It’s been a while since US monetary policy was run with anything approaching a long-term strategy. For the past decade especially the goal has been to get through the week without a global financial collapse. So it’s probably asking too much to expect the Fed to have thought through the implications of another round of quantitative easing. Consider:
If the Fed dumps another trillion dollars into a market where the prices of gold, oil and food are already surging, how will it keep asset inflation from accelerating?
If the Fed accepts soaring asset prices as the cost of staving off a deflationary crash, how will it keep either interest rates from spiking or the dollar from tanking?

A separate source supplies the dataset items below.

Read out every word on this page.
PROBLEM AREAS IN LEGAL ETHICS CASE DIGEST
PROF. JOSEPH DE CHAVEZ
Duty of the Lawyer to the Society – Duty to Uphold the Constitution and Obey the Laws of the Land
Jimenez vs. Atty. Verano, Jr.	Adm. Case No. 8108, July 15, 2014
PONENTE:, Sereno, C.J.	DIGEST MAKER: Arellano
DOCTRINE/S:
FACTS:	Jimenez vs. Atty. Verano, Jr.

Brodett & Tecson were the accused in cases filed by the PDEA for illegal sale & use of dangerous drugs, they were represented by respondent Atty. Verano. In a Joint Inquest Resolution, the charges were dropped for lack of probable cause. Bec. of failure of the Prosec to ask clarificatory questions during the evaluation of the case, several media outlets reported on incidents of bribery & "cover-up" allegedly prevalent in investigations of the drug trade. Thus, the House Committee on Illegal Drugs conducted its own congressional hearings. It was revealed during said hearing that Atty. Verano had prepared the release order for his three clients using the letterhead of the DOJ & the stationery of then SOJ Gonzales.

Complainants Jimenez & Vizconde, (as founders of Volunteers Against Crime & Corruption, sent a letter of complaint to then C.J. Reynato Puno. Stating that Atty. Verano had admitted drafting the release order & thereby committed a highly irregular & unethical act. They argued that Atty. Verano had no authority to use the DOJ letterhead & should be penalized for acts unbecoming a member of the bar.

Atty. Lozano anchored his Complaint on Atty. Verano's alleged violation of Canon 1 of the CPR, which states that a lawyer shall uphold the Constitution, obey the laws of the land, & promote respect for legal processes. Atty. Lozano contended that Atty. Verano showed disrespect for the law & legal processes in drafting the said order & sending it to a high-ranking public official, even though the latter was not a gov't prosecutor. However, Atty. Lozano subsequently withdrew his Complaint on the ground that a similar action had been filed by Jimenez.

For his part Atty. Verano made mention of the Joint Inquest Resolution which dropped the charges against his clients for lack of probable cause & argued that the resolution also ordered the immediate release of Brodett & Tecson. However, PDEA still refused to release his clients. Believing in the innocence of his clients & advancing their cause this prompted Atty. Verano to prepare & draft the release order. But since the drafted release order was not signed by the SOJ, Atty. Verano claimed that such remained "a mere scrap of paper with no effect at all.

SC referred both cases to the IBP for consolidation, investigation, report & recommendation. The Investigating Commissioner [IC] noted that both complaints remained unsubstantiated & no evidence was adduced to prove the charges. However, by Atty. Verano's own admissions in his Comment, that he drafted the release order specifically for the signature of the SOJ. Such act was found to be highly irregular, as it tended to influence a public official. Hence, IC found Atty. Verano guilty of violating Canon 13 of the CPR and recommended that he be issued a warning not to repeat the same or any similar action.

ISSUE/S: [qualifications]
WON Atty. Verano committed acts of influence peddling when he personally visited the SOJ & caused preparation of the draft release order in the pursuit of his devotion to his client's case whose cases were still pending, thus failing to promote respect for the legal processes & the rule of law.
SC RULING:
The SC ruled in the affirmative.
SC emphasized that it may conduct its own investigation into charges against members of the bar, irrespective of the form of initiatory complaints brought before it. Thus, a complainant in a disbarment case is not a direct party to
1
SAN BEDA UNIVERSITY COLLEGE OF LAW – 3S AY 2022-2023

If it chooses to suppress interest rates by buying long-term Treasuries and allows the dollar to fall, how will it stop America’s trading partners from retaliating and pushing down the value of their own currencies?
If all the major economies are competitively devaluing their currencies, how will they prevent asset prices and/or interest rates from going parabolic, leading to energy shortages and food riots in the first case and a collapse of the housing/consumer finance sector in the second?
The answer to the last question is that governments can bend economic laws for a time but can’t suspend them forever. So in the long run they can’t control both asset prices and interest rates. When the supply of something — in this case pieces of colored paper or computer bits called “dollars,” “euros” and “yen” — soars, its price plunges. And one way or another, markets react to restore equilibrium.